Believe it or not, the killer app for 3G cellular turned out to be replacing landline telephony. 3G networks increased the voice capacity of mobile operators by 10X, if not more. Not only did 3G networks offer higher spectral efficiency (3x higher bits per Hz) than 2G, but 3G took advantage of wider channels. While a 2G/GSM base station operated in a few 200 kHz channels, a 3G/UMTS base station could operate in 5 MHz channels.

With 3G networks built, mobile operators were awash in voice capacity, and the price of voice calls plummeted. Flat rate plans replaced per-minute plans. Want 1000-minutes a month with no long-distance charges? By 2004, you could do so on a mobile phone, anytime, anywhere at a very affordable price. Soon mobile phones started displacing landlines. The first 3G networks were launched in the fourth quarter of 2001. By 2010, several US carriers were offering unlimited voice plans for about $70, and 30% of US households had cancelled their landline phones. Mobile ARPU increased, at the expense of landline revenue. It would be fair to say that the shift of landline voice revenue to mobile voice funded the 3G build-out.

As we enter the 5G era, I would posit that the killer app for 5G will be home broadband. I would not be surprised if, by 2030, 30% of households access broadband over 5G.

5G-based home broadband will not change our lives, but it will surely pay for the buildout of 5G networks that other applications can ride on. In the United States alone, home broadband is a $90B/year market with opportunities to upsell everything from streaming services to home security systems. And this opportunity to increase average revenue per account (ARPA) has not been missed by mobile operators that are making massive investments in 5G.

For example, Verizon and T-Mobile have embraced home broadband as one of their biggest growth opportunities. Verizon, in its Q3 2021 earnings call and subsequent investor conferences, has laid out its vision of becoming a national broadband provider, setting a target of offering service to 50M households (or 38% of all US households) by 2025. And it is sufficiently confident of its plans that it recently started reporting the number of wireless home broadband subscribers on a quarterly basis. T-Mobile has similarly laid out a goal of acquiring 7–8 million home broadband subscribers by 2026.

There is one big difference between displacing landline voice and displacing wired broadband, though. While there is a limit on the voice minutes that a subscriber can consume (on average, less than 800 minutes per month in the US), the demand for data does not have seem to have such a limit, at least not yet. According to OpenVault, home broadband users on average consumed more than 430 GB in Q2’21, with 10% of subscribers consuming more than 1 TB.

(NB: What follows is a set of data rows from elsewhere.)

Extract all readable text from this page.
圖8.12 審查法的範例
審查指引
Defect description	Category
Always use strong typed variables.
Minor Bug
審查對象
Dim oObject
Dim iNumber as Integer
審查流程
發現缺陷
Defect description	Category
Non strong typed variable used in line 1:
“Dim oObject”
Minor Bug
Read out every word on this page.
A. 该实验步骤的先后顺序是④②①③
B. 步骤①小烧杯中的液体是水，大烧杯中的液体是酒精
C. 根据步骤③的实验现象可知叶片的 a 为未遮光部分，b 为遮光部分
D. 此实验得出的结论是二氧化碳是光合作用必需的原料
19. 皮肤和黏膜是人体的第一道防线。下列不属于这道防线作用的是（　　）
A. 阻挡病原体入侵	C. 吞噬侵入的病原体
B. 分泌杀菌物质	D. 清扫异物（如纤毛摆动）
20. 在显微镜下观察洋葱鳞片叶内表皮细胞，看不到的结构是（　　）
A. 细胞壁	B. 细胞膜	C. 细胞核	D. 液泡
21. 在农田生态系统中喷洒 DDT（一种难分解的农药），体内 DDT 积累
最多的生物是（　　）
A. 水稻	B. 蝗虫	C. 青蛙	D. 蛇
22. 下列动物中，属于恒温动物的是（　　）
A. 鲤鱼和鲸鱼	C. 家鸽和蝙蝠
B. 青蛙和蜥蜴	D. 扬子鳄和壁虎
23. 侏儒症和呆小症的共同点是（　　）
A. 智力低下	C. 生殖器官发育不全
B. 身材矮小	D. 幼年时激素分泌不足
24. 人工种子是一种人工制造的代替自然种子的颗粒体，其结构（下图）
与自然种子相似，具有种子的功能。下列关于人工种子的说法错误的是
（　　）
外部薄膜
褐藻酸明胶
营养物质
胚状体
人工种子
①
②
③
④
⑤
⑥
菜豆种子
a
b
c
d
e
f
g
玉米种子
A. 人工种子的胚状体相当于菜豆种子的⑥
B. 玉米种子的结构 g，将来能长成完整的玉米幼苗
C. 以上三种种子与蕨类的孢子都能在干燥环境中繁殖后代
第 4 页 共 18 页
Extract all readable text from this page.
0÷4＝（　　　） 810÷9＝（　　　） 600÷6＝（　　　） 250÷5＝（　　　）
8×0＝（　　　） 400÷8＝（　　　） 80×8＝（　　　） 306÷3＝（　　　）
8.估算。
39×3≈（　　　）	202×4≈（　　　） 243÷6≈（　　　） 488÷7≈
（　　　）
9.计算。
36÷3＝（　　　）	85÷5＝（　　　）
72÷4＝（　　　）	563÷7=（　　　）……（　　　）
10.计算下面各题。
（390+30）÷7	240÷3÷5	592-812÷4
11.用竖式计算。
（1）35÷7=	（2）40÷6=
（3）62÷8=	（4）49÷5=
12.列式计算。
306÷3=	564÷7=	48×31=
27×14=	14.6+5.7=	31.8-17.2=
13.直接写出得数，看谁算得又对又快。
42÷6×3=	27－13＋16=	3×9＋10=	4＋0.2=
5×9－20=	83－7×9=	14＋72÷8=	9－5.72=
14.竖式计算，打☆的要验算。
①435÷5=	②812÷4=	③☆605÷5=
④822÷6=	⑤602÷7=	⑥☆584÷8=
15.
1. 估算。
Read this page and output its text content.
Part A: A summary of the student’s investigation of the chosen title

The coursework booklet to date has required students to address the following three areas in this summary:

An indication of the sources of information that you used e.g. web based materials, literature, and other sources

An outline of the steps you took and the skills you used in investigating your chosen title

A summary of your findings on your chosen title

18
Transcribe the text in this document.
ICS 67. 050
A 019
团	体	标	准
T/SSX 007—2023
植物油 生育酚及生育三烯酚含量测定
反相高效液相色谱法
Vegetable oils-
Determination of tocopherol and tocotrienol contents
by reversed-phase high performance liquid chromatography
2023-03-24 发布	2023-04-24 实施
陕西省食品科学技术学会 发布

This means that to win in the home broadband market, 5G operators will have to bring all their spectrum assets to bear. Low- and mid-band spectrum will be critical to get started in this market, but it will not be enough to provide the network capacity for double digit market share. Long-term success in this market will require cost-effectively harnessing abundant high-band, millimeter wave spectrum.

A new year will soon be upon us. And though I would love to watch immersive VR on my 5G-connected flying taxi from Silicon Valley to San Francisco, I will be content with replacing my cable broadband with a nice, solid, 5G-based home broadband connection. With that fond hope, I raise a glass to 2022!